Listening is pivotal to achieve meaningful communication between team members. We should invite top management to listen to middle managers (who know more about operational issues) and also invite staff to listen to middle managers, so they can better understand their perspective.
The Co-Active Coaching Institute distinguishes among three levels of listening. Level One listening occurs when we are only half-hearing — while in Level Two listening — we are focused on what the other person is saying. However, Level Three listening is what we should aim for. It’s when we not only pick up words but also subtext: body language, inflexions, tone of voice, and hesitations. With Level Three listening, we understand both the intent of the message and what the speaker may be holding back.
We should all strive to achieve Level Three listening when discussing our job issues. The ability to put ourselves in other’s shoes — not just listening but feeling what the other person is feeling — is crucial for a healthy working environment.
At the same time, expressing ourselves clearly is equally as important.

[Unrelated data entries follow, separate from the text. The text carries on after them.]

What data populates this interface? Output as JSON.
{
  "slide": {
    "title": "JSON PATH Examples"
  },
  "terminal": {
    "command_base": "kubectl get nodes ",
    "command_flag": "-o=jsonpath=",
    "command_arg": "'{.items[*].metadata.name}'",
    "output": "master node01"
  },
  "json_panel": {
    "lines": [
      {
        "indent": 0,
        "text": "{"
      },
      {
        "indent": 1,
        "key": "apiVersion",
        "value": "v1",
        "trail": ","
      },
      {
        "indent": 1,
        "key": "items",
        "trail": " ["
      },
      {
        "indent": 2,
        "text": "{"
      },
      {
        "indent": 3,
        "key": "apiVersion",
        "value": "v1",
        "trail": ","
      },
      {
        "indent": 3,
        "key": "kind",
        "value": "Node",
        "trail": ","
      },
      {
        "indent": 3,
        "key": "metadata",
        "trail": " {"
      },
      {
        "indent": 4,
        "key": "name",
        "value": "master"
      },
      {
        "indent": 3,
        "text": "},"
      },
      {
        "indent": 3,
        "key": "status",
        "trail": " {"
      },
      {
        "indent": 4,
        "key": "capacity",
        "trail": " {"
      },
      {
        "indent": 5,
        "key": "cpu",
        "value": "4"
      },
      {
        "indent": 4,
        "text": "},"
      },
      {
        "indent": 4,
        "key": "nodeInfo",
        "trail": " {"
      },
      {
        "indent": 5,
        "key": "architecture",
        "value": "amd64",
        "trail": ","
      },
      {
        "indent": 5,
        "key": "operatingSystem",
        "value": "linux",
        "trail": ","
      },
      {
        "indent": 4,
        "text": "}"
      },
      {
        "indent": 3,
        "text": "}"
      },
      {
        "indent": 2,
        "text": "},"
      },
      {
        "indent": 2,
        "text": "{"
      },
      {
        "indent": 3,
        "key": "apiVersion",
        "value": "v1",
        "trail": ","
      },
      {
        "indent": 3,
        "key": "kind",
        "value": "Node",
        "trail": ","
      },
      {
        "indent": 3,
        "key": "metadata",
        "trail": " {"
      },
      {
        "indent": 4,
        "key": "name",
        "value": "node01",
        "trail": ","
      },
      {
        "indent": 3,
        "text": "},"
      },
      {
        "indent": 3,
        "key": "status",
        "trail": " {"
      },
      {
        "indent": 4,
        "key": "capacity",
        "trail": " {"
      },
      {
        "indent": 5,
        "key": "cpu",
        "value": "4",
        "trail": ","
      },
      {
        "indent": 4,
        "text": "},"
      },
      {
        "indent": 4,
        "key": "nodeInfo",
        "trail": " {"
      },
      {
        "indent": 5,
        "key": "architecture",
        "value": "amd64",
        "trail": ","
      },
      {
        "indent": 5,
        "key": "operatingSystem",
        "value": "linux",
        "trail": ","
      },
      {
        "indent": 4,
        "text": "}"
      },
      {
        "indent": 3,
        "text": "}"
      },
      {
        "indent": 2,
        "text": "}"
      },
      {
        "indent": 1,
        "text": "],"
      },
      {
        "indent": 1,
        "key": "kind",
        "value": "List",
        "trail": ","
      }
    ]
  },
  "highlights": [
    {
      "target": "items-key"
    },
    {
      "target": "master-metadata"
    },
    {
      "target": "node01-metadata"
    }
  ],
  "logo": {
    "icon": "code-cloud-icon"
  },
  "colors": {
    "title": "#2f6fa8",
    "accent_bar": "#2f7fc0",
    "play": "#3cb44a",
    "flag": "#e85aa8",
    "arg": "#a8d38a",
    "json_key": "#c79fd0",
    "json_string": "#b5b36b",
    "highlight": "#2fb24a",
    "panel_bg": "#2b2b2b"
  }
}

As a nurse myself, I felt that, too many times, I was not specific about my needs. My fellow nurses and I never talked about our needs openly with our managers. Instead, we would just channel our discontent with rolling eyes, confronting responses, and passive-aggressive behaviour.
Patient managers, after setting the philosophy and expectations with the team, must prompt the staff to talk more openly and reflectively about the way they feel — what they would like to change and how they would like to change it. This may need to be done one on one, in small groups or as a larger team. Remember to always begin with appreciative inquiry – reminding each other of what is working well and what we appreciate about each other. This builds trust as we begin to see, hear and acknowledge each other.
We must express the impact actions, words, non-action or lack of communication are having on us. We must clear assumptions.
WE MUST TALK to each other without blame, defensiveness, contempt or stonewalling.
Let’s stop relying on the idea that any one person is responsible for everyone else. We should start behaving like we are solely responsible for ourselves ; not only, but we should all take ownership and be accountable. May I suggest that the patient care manager is responsible to relay that philosophy to their team and upper management and call forth, holding people accountable to the joint success.
Think as a team
Naming what the impact is on the success of the team if some choose to behave with toxic behaviours needs to be voiced.
Getting them involved in how to handle situations when staff is not engaging is vitally important. “How are WE going to deal with…” Furthermore, patient care managers need to remind and encourage everyone to think as a system, rather than only in terms of their own good. “How do WE have control of what will improve our team?” “How does this impact, not only our department, but healthcare as a whole?” Ask them to think bigger than themselves as individuals or even as a team. Make them proud to take ownership of their healthcare system.
Everyone, managers and staff alike, are collectively responsible for finding solutions to improve their overall working environment, and our organisations must be structured with this sentiment as their foundation. Let’s take ownership of that!